Colombian police officers held over killing of youths

 Ten police officers have been arrested in Colombia on suspicion of involvement in the killing of three youths.



The three were shot dead while in police custody in northern Sucre province on 25 July.

A police colonel, the highest-ranking officer suspected in the case, is on the run and thought to be abroad.

Prosecutors say the policers officers had alleged that the youths were members of the Gulf Clan criminal group that had earlier shot dead a policeman.

Colombia has a dark history of “false positives” – cases in which civilians were murdered by the military and passed off as rebels to boost its kill rate.

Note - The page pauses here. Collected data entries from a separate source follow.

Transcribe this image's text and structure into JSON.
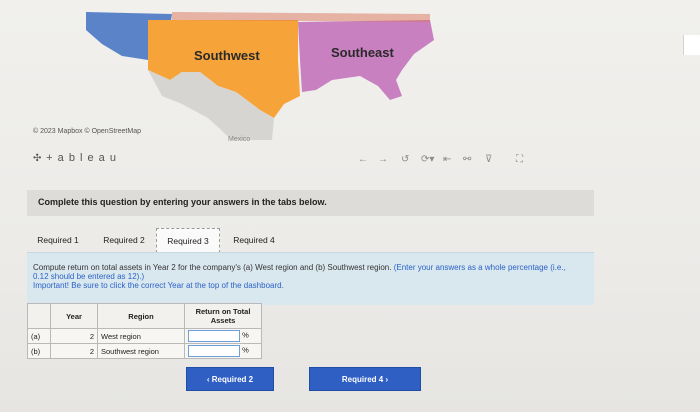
{
  "map": {
    "regions": [
      {
        "name": "Southwest",
        "color": "#f6a43a"
      },
      {
        "name": "Southeast",
        "color": "#c880c0"
      }
    ],
    "west_color": "#5b84c8",
    "mexico_label": "Mexico",
    "copyright": "© 2023 Mapbox  © OpenStreetMap"
  },
  "tableau": {
    "logo_text": "+ a b l e a u",
    "toolbar_icons": [
      "undo-icon",
      "redo-icon",
      "revert-icon",
      "refresh-icon",
      "pause-icon",
      "share-icon",
      "comment-icon",
      "fullscreen-icon"
    ]
  },
  "instruction": "Complete this question by entering your answers in the tabs below.",
  "tabs": [
    {
      "label": "Required 1",
      "active": false
    },
    {
      "label": "Required 2",
      "active": false
    },
    {
      "label": "Required 3",
      "active": true
    },
    {
      "label": "Required 4",
      "active": false
    }
  ],
  "question": {
    "main": "Compute return on total assets in Year 2 for the company's (a) West region and (b) Southwest region.",
    "hint": "(Enter your answers as a whole percentage (i.e., 0.12 should be entered as 12).)",
    "important": "Important! Be sure to click the correct Year at the top of the dashboard."
  },
  "table": {
    "headers": [
      "Year",
      "Region",
      "Return on Total Assets"
    ],
    "rows": [
      {
        "label": "(a)",
        "year": "2",
        "region": "West region",
        "value": "",
        "unit": "%"
      },
      {
        "label": "(b)",
        "year": "2",
        "region": "Southwest region",
        "value": "",
        "unit": "%"
      }
    ]
  },
  "buttons": {
    "prev": "‹  Required 2",
    "next": "Required 4  ›"
  }
}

An inquiry found last year that Colombia’s military killed more than 6,400 people between 2002 and 2008 and falsely labelled them as enemy combatants.

While the majority of “false positives” occurred during the height of Colombia’s armed conflict with left-wing rebels – and were carried out by the military rather than the police – the case of the three youths has caused alarm.

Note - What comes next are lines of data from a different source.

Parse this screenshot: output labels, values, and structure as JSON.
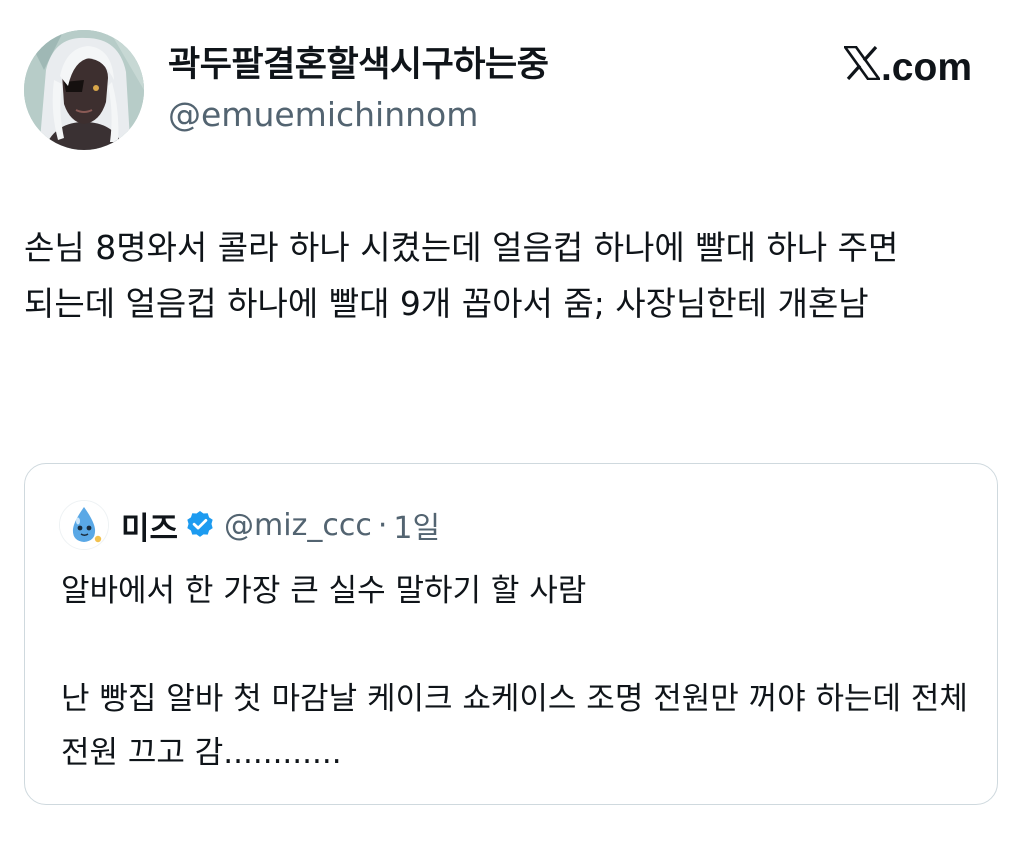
{
  "author": {
    "display_name": "곽두팔결혼할색시구하는중",
    "handle": "@emuemichinnom",
    "avatar_icon": "anime-character-avatar"
  },
  "site": {
    "logo_icon": "x-logo-icon",
    "label": ".com"
  },
  "tweet": {
    "text": "손님 8명와서 콜라 하나 시켰는데 얼음컵 하나에 빨대 하나 주면 되는데 얼음컵 하나에 빨대 9개 꼽아서 줌; 사장님한테 개혼남"
  },
  "quoted_tweet": {
    "display_name": "미즈",
    "verified_icon": "verified-badge-icon",
    "handle": "@miz_ccc",
    "separator": "·",
    "time": "1일",
    "avatar_icon": "blue-droplet-mascot-avatar",
    "paragraph_1": "알바에서 한 가장 큰 실수 말하기 할 사람",
    "paragraph_2": "난 빵집 알바 첫 마감날 케이크 쇼케이스 조명 전원만 꺼야 하는데 전체 전원 끄고 감............"
  },
  "colors": {
    "text_primary": "#0f1419",
    "text_secondary": "#536471",
    "verified_blue": "#1d9bf0",
    "border": "#cfd9de"
  }
}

The outgoing head of the country’s police force, General Jorge Luis Vargas, said that any officer found to be responsible would face the full weight of the law.

Gen Vargas also ordered that the police commander in Sucre province be suspended.

The three youths were detained shortly after a 25-year-old police officer, Diego Ruiz, was shot dead in a bakery by armed men suspected to belong to the Gulf Clan.

During the search for the gunmen, police detained Jesús Díaz, José Arévalo and Carlos Ibáñez and took them away in a van.

Eyewitnesses said the three were alive when they were put into the back of the van but a short time later, when police took them to hospital in the same van, doctors declared them dead on arrival.

Medical reports suggest their bodies had sustained multiple bullet wounds.

Relatives of the youths, who were between 18 and 26 years old, said that the three had no connections to the Gulf Clan.

Colombia’s new chief of police, General Henry Sanabria, said an Interpol red notice had been issued for the arrest of Colonel Núñez, who he said was the main suspect in the shooting.

Colonel Núñez left Colombia the day after the shooting and is thought to be in Mexico.